When Fisheye is indexing Subversion it appears to do an "svn diff --summarize" and a full "svn diff" for each revision in the repository, even if for revisions which are merely the creation of a branch. This means that a repository with large branches and a modest rate of branch creation take an unreasonable amount of time to index. This behaviour seems completely unnecessary since there is no new source code to index when a branch is taken. It's merely a metadata change, one which is O(1) in Subversion.
For example, if I create a repository with a recent Linux kernel on the trunk and then branch it 100 times then it will take around 10 hours to index with Fisheye 4.2 on a fast machine. Our branches are larger than that so we have found that Fisheye will not manage to index our repository at all since it can't keep up with the our relatively low rate of branch creation, on the order of a few a day.
My question is in two parts:
1) Is there anything we can do to improve indexing performance with the current version of the Fisheye?
2) Are there any plans to fix this serious performance defect?
you're right, it is how FishEye handles SVN repositories. It's because everything in SVN is a convention. FishEye was designed to know about all paths in the repository. Files
/branches/branch1/file.txt are 2 completely different files from SVN point of view. It's a matter of a concept defining that those 2 are connected. And in order to know about all files changed in a revision FishEye uses summarize command.
We have open FR request to improve that handling. You can track it https://jira.atlassian.com/browse/FE-3949.
In general good definition of a SVN symbolic rules helps in a indexing performance, however, it won't prevent FishEye from calling
svn diff --summarize
Thanks for your quick response.
I'm aware that branching and tagging is handled by convention. However, it's a convention which is very commonly followed and it's one that Fisheye already understands and relies on. The SVN symbolic rules are just a means of describing that convention for a repository. I certainly have no expectation that Fisheye will efficiently handle a repository which doesn't respect those conventions or where the symbolic rules are not setup correctly, but I do expect it to efficiently handle repositories where the conventions are respected.

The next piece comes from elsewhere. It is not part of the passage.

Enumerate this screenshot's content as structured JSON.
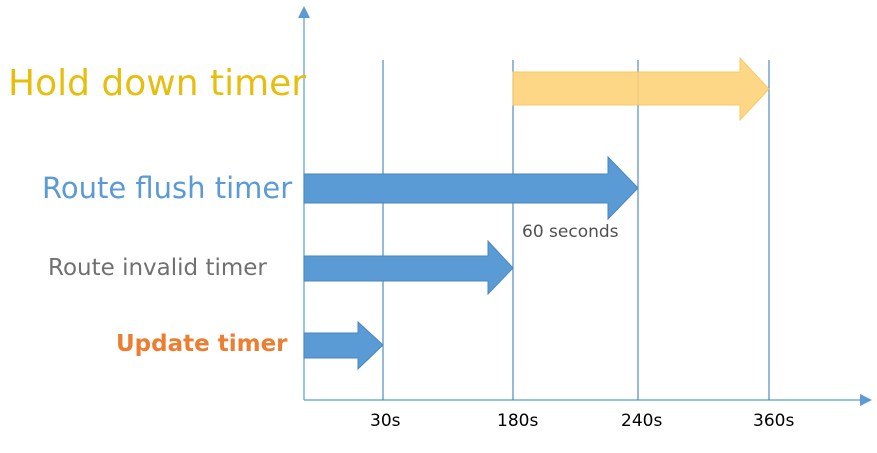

Fundamentally all the scanner needs to do is recognize that a revision which only consists of a copy from a directory identified as trunk, branch or tag by the SVN symbolic rules to another directory similarly identified by the symbolic rules then it is a branch or tag creation and should therefore be treated differently. This information is easily and cheaply obtained from the output of svn log -v - I've done it many times myself in various scripts I use to analyze our repository. There is certainly no need to use svn diff --summarize to get that information.
For these branching revisions I see no reason why Fisheye should need to reindex all the content on the branch since no new content has been created. I do understand that considerable metadata updating may be required but that would hopefully be much cheaper than reindexing the entirety of a branch.
I've added comments to FE260 and FE3949.